Mit einem dichten Wochenendprogramm aus Vorträgen und Workshops von internationalen Rednern war es ein kraftvolles Zeichen des Widerstands, sowohl gegen die staatlichen Versuche, die Bewegung zu unterdrücken, als auch gegen Deutschlands materielle und politische Mitschuld am Völkermord, das es mit dem Motto „Wir klagen an!“ unterstrich.
Zwar nicht beispiellos in Deutschland, war es jedoch eine dringend benötigte Gelegenheit für den Wissensaustausch, internationale Vernetzung und gegenseitige Stärkung, mit einer erwarteten Teilnahme von über 800 Personen.
Für das politische Establishment, insbesondere im militanten anti-palästinensischen Umfeld Berlins, war dies offensichtlich inakzeptabel. Wochen im Voraus begann die hysterische Hetze in den lokalen Medien und politischen Kreisen.
Am 14. März veröffentlichte eines der Schmierblätter der Stadt, die B.Z. – „Die Stimme Berlins“, einen Artikel mit dem Titel „Antisemiten planen Hass-Gipfel in Berlin“, in dem der Kongress als „die größte Hassveranstaltung gegen Israel in Berlin seit dem Hamas-Pogrom am 7. Oktober“ bezeichnet wurde.
Da B.Z.-Schlagzeilen und Zusammenfassungen in Berliner U-Bahnen angezeigt werden, wurde diese groteske Darstellung weit über den aktiven Leserkreis der Zeitung hinaus verbreitet.
Diese Verleumdung setzte sich fort, mit einem konservativen Politiker, der den Kongress öffentlich als „Schande für Berlin“ bezeichnete, und vielen anderen, die ein Verbot forderten. Praktisch jeder pro-israelische „Antisemitismus-Experte“ ließ irgendwo seine Meinung veröffentlichen, während die Perspektive der Organisatoren selten gefragt war.

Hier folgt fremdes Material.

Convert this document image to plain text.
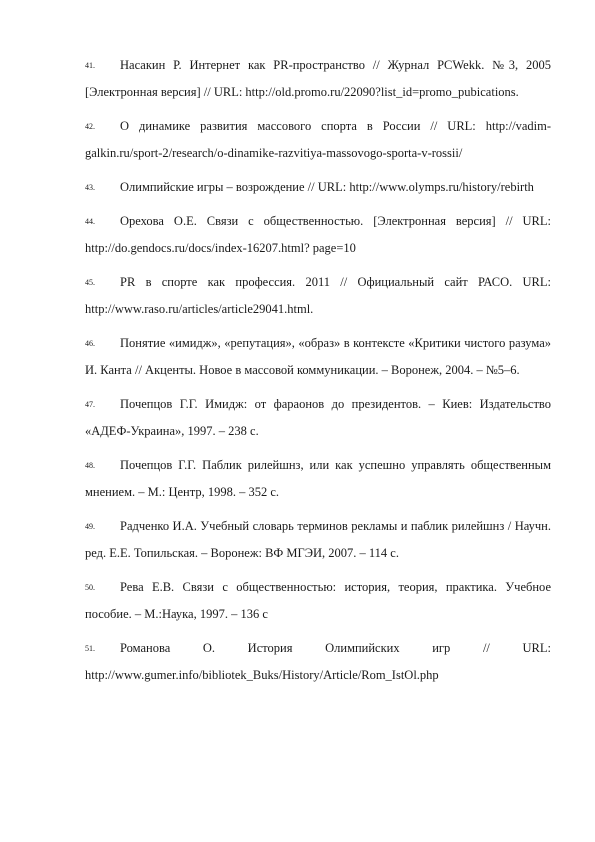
41. Насакин Р. Интернет как PR-пространство // Журнал PCWekk. №3, 2005 [Электронная версия] // URL: http://old.promo.ru/22090?list_id=promo_pubications.

42. О динамике развития массового спорта в России // URL: http://vadim-galkin.ru/sport-2/research/o-dinamike-razvitiya-massovogo-sporta-v-rossii/

43. Олимпийские игры – возрождение // URL: http://www.olymps.ru/history/rebirth

44. Орехова О.Е. Связи с общественностью. [Электронная версия] // URL: http://do.gendocs.ru/docs/index-16207.html? page=10

45. PR в спорте как профессия. 2011 // Официальный сайт РАСО. URL: http://www.raso.ru/articles/article29041.html.

46. Понятие «имидж», «репутация», «образ» в контексте «Критики чистого разума» И. Канта // Акценты. Новое в массовой коммуникации. – Воронеж, 2004. – №5–6.

47. Почепцов Г.Г. Имидж: от фараонов до президентов. – Киев: Издательство «АДЕФ-Украина», 1997. – 238 с.

48. Почепцов Г.Г. Паблик рилейшнз, или как успешно управлять общественным мнением. – М.: Центр, 1998. – 352 с.

49. Радченко И.А. Учебный словарь терминов рекламы и паблик рилейшнз / Научн. ред. Е.Е. Топильская. – Воронеж: ВФ МГЭИ, 2007. – 114 с.

50. Рева Е.В. Связи с общественностью: история, теория, практика. Учебное пособие. – М.:Наука, 1997. – 136 с

51. Романова О. История Олимпийских игр // URL: http://www.gumer.info/bibliotek_Buks/History/Article/Rom_IstOl.php
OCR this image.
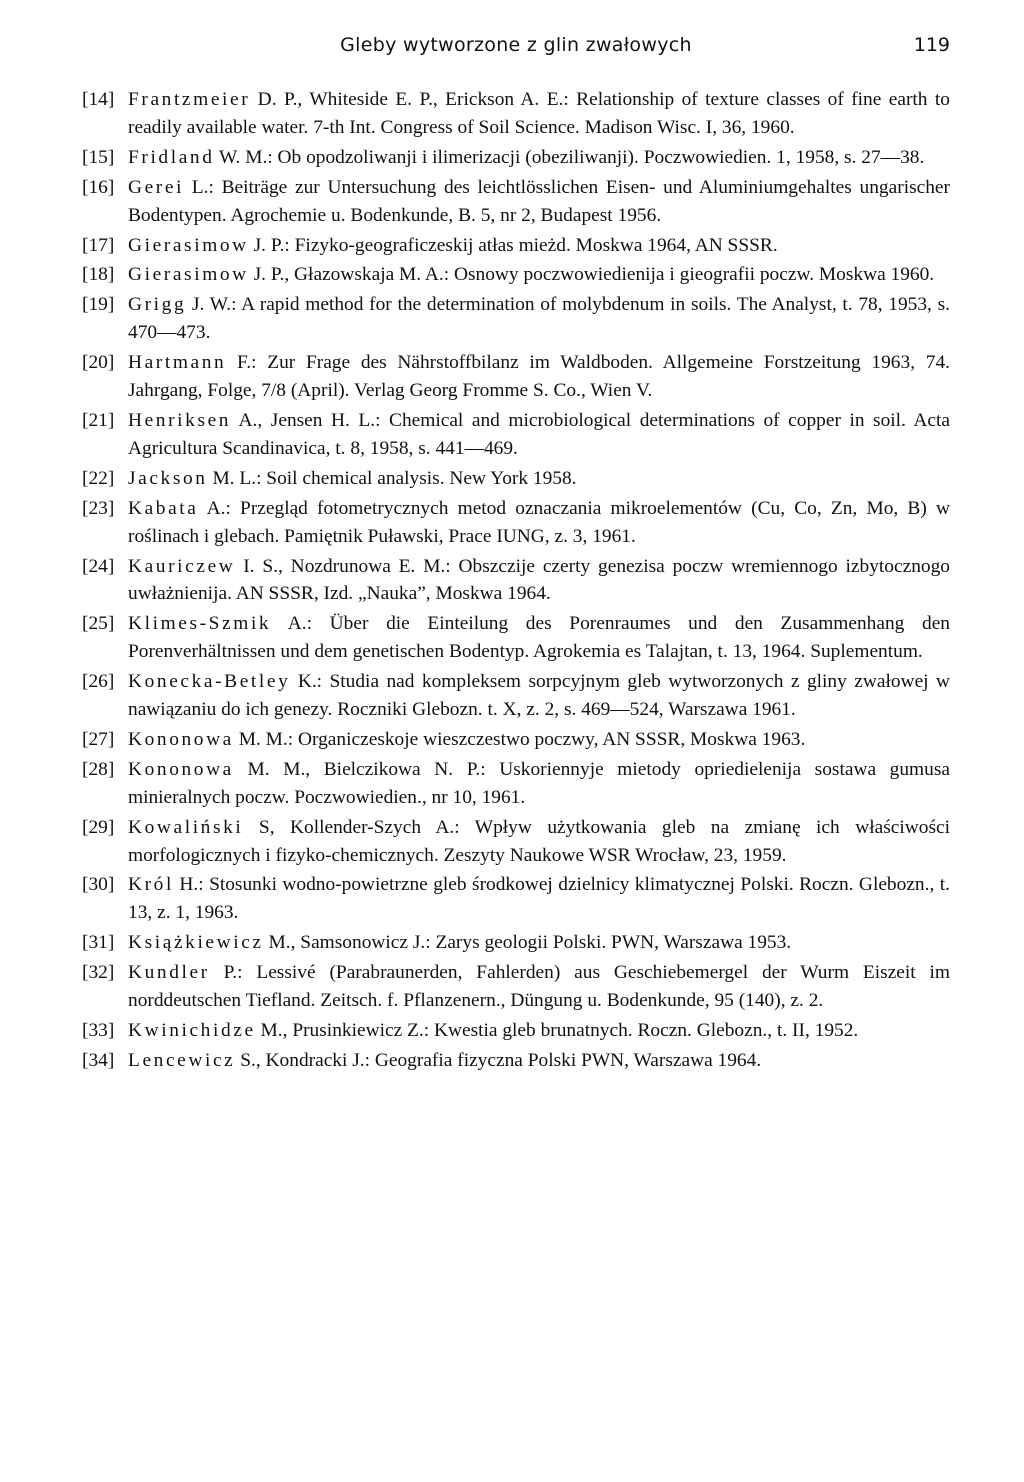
Gleby wytworzone z glin zwałowych	119
[14] Frantzmeier D. P., Whiteside E. P., Erickson A. E.: Relationship of texture classes of fine earth to readily available water. 7-th Int. Congress of Soil Science. Madison Wisc. I, 36, 1960.
[15] Fridland W. M.: Ob opodzoliwanji i ilimerizacji (obeziliwanji). Poczwowiedien. 1, 1958, s. 27—38.
[16] Gerei L.: Beiträge zur Untersuchung des leichtlösslichen Eisen- und Aluminiumgehaltes ungarischer Bodentypen. Agrochemie u. Bodenkunde, B. 5, nr 2, Budapest 1956.
[17] Gierasimow J. P.: Fizyko-geograficzeskij atłas mieżd. Moskwa 1964, AN SSSR.
[18] Gierasimow J. P., Głazowskaja M. A.: Osnowy poczwowiedienija i gieografii poczw. Moskwa 1960.
[19] Grigg J. W.: A rapid method for the determination of molybdenum in soils. The Analyst, t. 78, 1953, s. 470—473.
[20] Hartmann F.: Zur Frage des Nährstoffbilanz im Waldboden. Allgemeine Forstzeitung 1963, 74. Jahrgang, Folge, 7/8 (April). Verlag Georg Fromme S. Co., Wien V.
[21] Henriksen A., Jensen H. L.: Chemical and microbiological determinations of copper in soil. Acta Agricultura Scandinavica, t. 8, 1958, s. 441—469.
[22] Jackson M. L.: Soil chemical analysis. New York 1958.
[23] Kabata A.: Przegląd fotometrycznych metod oznaczania mikroelementów (Cu, Co, Zn, Mo, B) w roślinach i glebach. Pamiętnik Puławski, Prace IUNG, z. 3, 1961.
[24] Kauriczew I. S., Nozdrunowa E. M.: Obszczije czerty genezisa poczw wremiennogo izbytocznogo uwłażnienija. AN SSSR, Izd. „Nauka”, Moskwa 1964.
[25] Klimes-Szmik A.: Über die Einteilung des Porenraumes und den Zusammenhang den Porenverhältnissen und dem genetischen Bodentyp. Agrokemia es Talajtan, t. 13, 1964. Suplementum.
[26] Konecka-Betley K.: Studia nad kompleksem sorpcyjnym gleb wytworzonych z gliny zwałowej w nawiązaniu do ich genezy. Roczniki Glebozn. t. X, z. 2, s. 469—524, Warszawa 1961.
[27] Kononowa M. M.: Organiczeskoje wieszczestwo poczwy, AN SSSR, Moskwa 1963.
[28] Kononowa M. M., Bielczikowa N. P.: Uskoriennyje mietody opriedielenija sostawa gumusa minieralnych poczw. Poczwowiedien., nr 10, 1961.
[29] Kowaliński S, Kollender-Szych A.: Wpływ użytkowania gleb na zmianę ich właściwości morfologicznych i fizyko-chemicznych. Zeszyty Naukowe WSR Wrocław, 23, 1959.
[30] Król H.: Stosunki wodno-powietrzne gleb środkowej dzielnicy klimatycznej Polski. Roczn. Glebozn., t. 13, z. 1, 1963.
[31] Książkiewicz M., Samsonowicz J.: Zarys geologii Polski. PWN, Warszawa 1953.
[32] Kundler P.: Lessivé (Parabraunerden, Fahlerden) aus Geschiebemergel der Wurm Eiszeit im norddeutschen Tiefland. Zeitsch. f. Pflanzenern., Düngung u. Bodenkunde, 95 (140), z. 2.
[33] Kwinichidze M., Prusinkiewicz Z.: Kwestia gleb brunatnych. Roczn. Glebozn., t. II, 1952.
[34] Lencewicz S., Kondracki J.: Geografia fizyczna Polski PWN, Warszawa 1964.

Hinter den Kulissen setzte die Polizei das Organisationsteam unter Druck, den geplanten Veranstaltungsort preiszugeben, welcher wegen der langjährigen Erfahrung an Belästigungen der Eigentümer durch pro-israelische Interessenverbände geheim gehalten wurde. So wurde sogar eine Spendenaktion in einem Café, nach einem Drohanruf, von der Polizei wegen „Sicherheitsrisiken“ verhindert.
In den letzten Tagen vor dem Kongress, als die Polizei nach einer Durchsuchung der gesamten Stadt endlich den Veranstaltungsort entdeckt hatte, gipfelte diese Einschüchterung in einem Treffen mit dem Eigentümer. Sie sagten ihm, seine zukünftige Existenz sei in Gefahr, wenn er dem Kongress einen Raum zur Verfügung stelle. Obwohl er durch das Treffen zutiefst verstört war, sagte er den Vertrag nicht ab.

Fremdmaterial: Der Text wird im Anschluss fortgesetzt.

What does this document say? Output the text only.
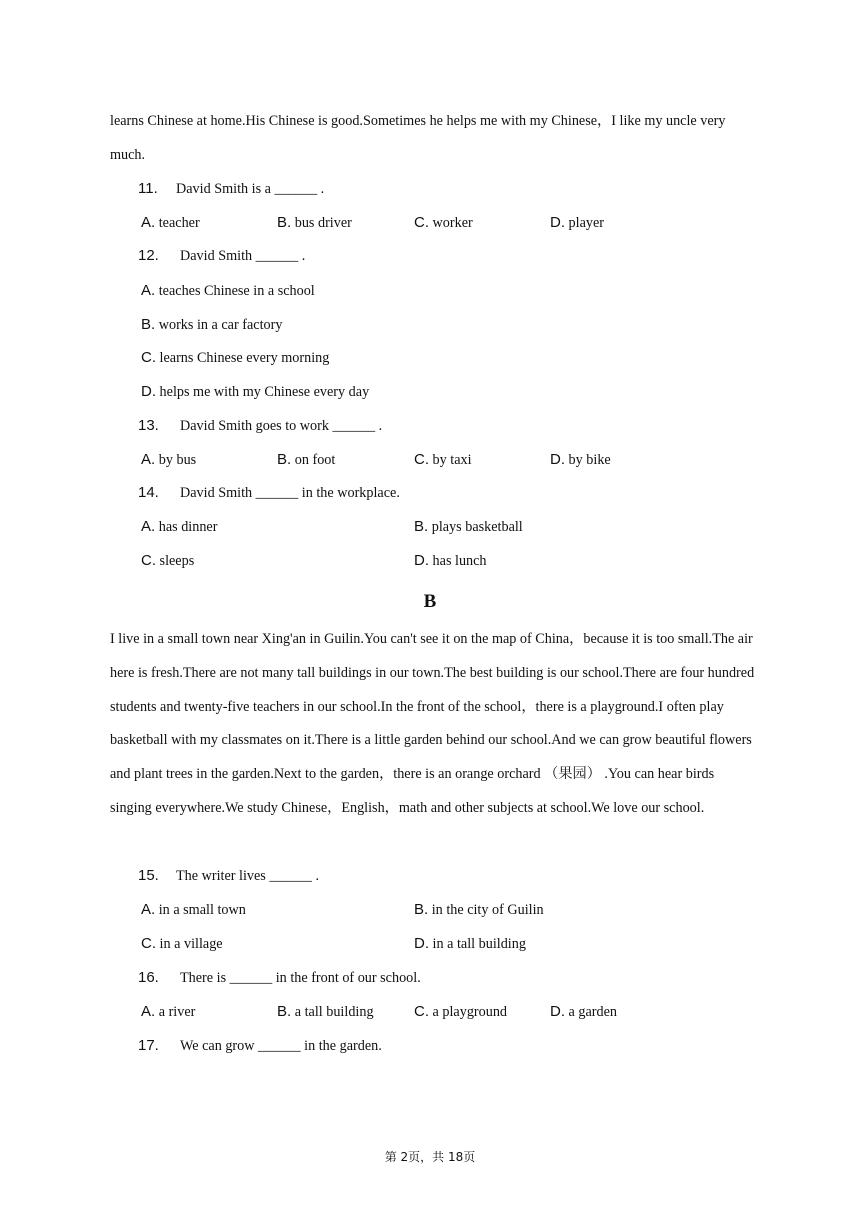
learns Chinese at home.His Chinese is good.Sometimes he helps me with my Chinese，I like my uncle very much.

11. David Smith is a ______ .
A. teacher	B. bus driver	C. worker	D. player
12. David Smith ______ .
A. teaches Chinese in a school
B. works in a car factory
C. learns Chinese every morning
D. helps me with my Chinese every day
13. David Smith goes to work ______ .
A. by bus	B. on foot	C. by taxi	D. by bike
14. David Smith ______ in the workplace.
A. has dinner	B. plays basketball
C. sleeps	D. has lunch
B

I live in a small town near Xing'an in Guilin.You can't see it on the map of China，because it is too small.The air here is fresh.There are not many tall buildings in our town.The best building is our school.There are four hundred students and twenty-five teachers in our school.In the front of the school，there is a playground.I often play basketball with my classmates on it.There is a little garden behind our school.And we can grow beautiful flowers and plant trees in the garden.Next to the garden，there is an orange orchard （果园） .You can hear birds singing everywhere.We study Chinese，English，math and other subjects at school.We love our school.

15. The writer lives ______ .
A. in a small town	B. in the city of Guilin
C. in a village	D. in a tall building
16. There is ______ in the front of our school.
A. a river	B. a tall building	C. a playground	D. a garden
17. We can grow ______ in the garden.
第 2页，共 18页
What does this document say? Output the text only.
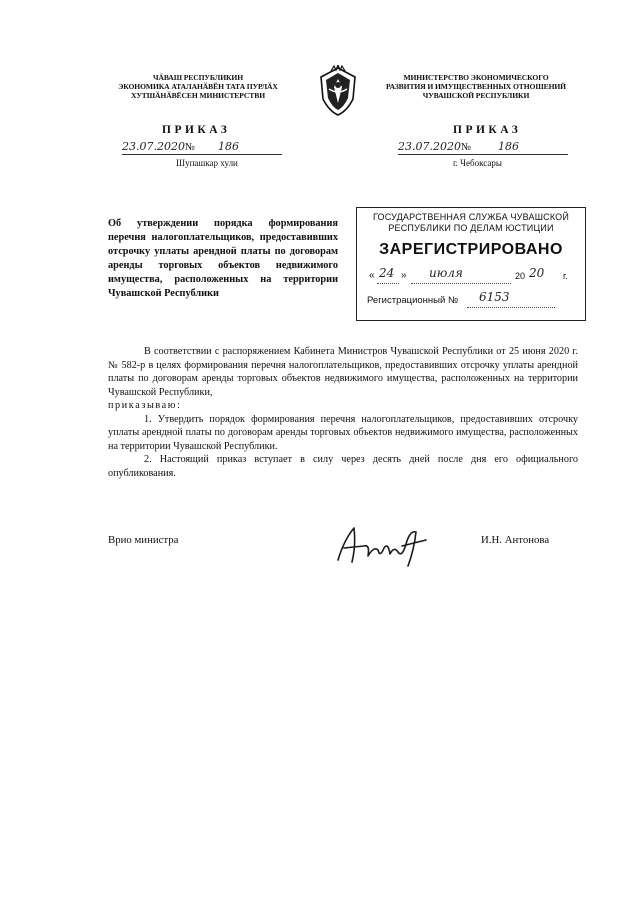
ЧӐВАШ РЕСПУБЛИКИН
ЭКОНОМИКА АТАЛАНӐВӖН ТАТА ПУРЛӐХ
ХУТШӐНӐВӖСЕН МИНИСТЕРСТВИ
МИНИСТЕРСТВО ЭКОНОМИЧЕСКОГО
РАЗВИТИЯ И ИМУЩЕСТВЕННЫХ ОТНОШЕНИЙ
ЧУВАШСКОЙ РЕСПУБЛИКИ
ПРИКАЗ	ПРИКАЗ
23.07.2020 № 186	23.07.2020 № 186
Шупашкар хули	г. Чебоксары
Об утверждении порядка формирования перечня налогоплательщиков, предоставивших отсрочку уплаты арендной платы по договорам аренды торговых объектов недвижимого имущества, расположенных на территории Чувашской Республики
ГОСУДАРСТВЕННАЯ СЛУЖБА ЧУВАШСКОЙ
РЕСПУБЛИКИ ПО ДЕЛАМ ЮСТИЦИИ
ЗАРЕГИСТРИРОВАНО
« 24 » июля	20 20 г.
Регистрационный № 6153

В соответствии с распоряжением Кабинета Министров Чувашской Республики от 25 июня 2020 г. № 582-р в целях формирования перечня налогоплательщиков, предоставивших отсрочку уплаты арендной платы по договорам аренды торговых объектов недвижимого имущества, расположенных на территории Чувашской Республики,

приказываю:

1. Утвердить порядок формирования перечня налогоплательщиков, предоставивших отсрочку уплаты арендной платы по договорам аренды торговых объектов недвижимого имущества, расположенных на территории Чувашской Республики.

2. Настоящий приказ вступает в силу через десять дней после дня его официального опубликования.

Врио министра	И.Н. Антонова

Ein weiteres Hindernis, das den Organisatoren in den Weg gelegt wurde, war die Sperrung des Bankkontos der Jüdischen Stimme bei der Berliner Sparkasse, einer staatlichen Bank. Wir hatten unser Konto für die Sammlung von Spenden und die Einnahmen der Kartenverkäufe bereitgestellt. Da es sich als unmöglich erwies, den Kongress im Vorfeld zu verbieten, warum dann nicht seine Finanzierung blockieren?

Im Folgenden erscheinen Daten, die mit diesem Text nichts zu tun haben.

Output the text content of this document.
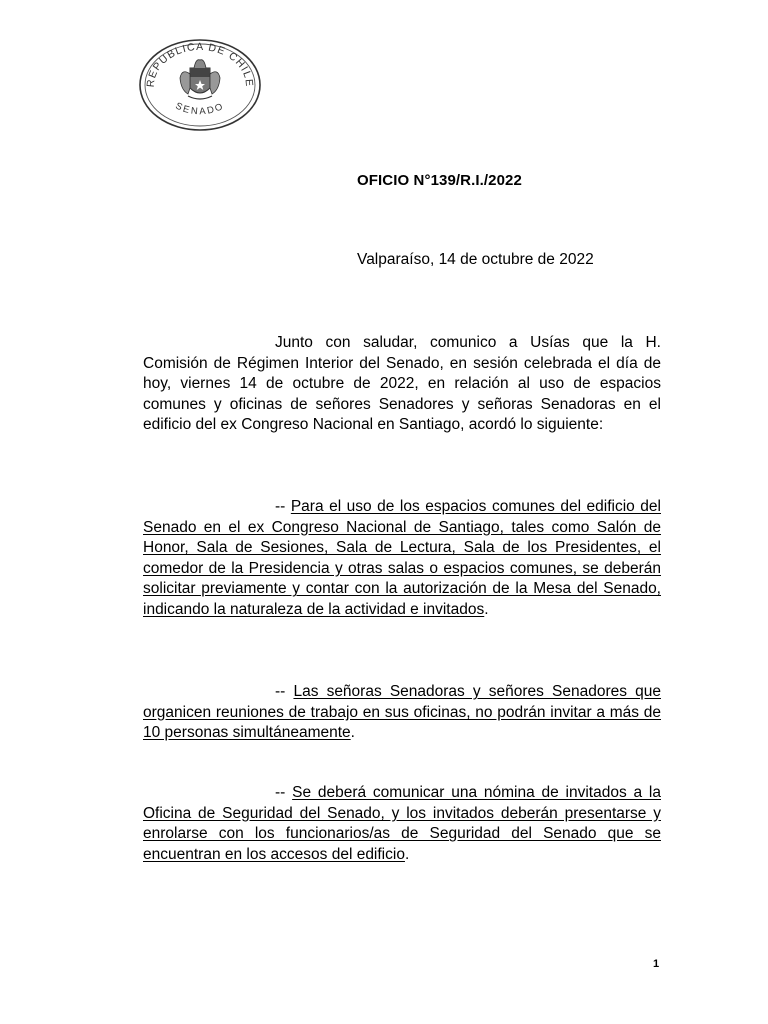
REPUBLICA DE CHILE
SENADO
OFICIO N°139/R.I./2022
Valparaíso, 14 de octubre de 2022

Junto con saludar, comunico a Usías que la H. Comisión de Régimen Interior del Senado, en sesión celebrada el día de hoy, viernes 14 de octubre de 2022, en relación al uso de espacios comunes y oficinas de señores Senadores y señoras Senadoras en el edificio del ex Congreso Nacional en Santiago, acordó lo siguiente:

-- Para el uso de los espacios comunes del edificio del Senado en el ex Congreso Nacional de Santiago, tales como Salón de Honor, Sala de Sesiones, Sala de Lectura, Sala de los Presidentes, el comedor de la Presidencia y otras salas o espacios comunes, se deberán solicitar previamente y contar con la autorización de la Mesa del Senado, indicando la naturaleza de la actividad e invitados.

-- Las señoras Senadoras y señores Senadores que organicen reuniones de trabajo en sus oficinas, no podrán invitar a más de 10 personas simultáneamente.

-- Se deberá comunicar una nómina de invitados a la Oficina de Seguridad del Senado, y los invitados deberán presentarse y enrolarse con los funcionarios/as de Seguridad del Senado que se encuentran en los accesos del edificio.

1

Die Berliner Sparkasse versteckte sich hinter bürokratischen Erklärungen, aber die politische Motivation offenbarte sich schließlich in dem ausführlichen Anwaltsschreiben als Reaktion auf unsere rechtliche Anfechtung, in dem auf unsere politischen Positionen und Aktivitäten Bezug genommen wurde.
Die Anwälte der Bank behaupteten sogar, der ungewöhnliche Schritt, eine vollständige Mitgliederliste anzufordern, sei notwendig, um sicherzustellen, dass niemand auf der EU-Terrorliste stehe.
Dank einer anderen teilnehmenden Organisation wurde schnell eine Lösung gefunden, und der Kongress begann schließlich am 12. April.
Erstaunliche 2500 Polizeibeamte waren für das Wochenende mobilisiert worden. Sie machten ihre feindselige Präsenz bereits Stunden vor Beginn der Veranstaltung spürbar und beriefen sich auf Brandschutzvorschriften, um die zulässige Teilnehmerzahl von 800 auf 250 zu reduzieren.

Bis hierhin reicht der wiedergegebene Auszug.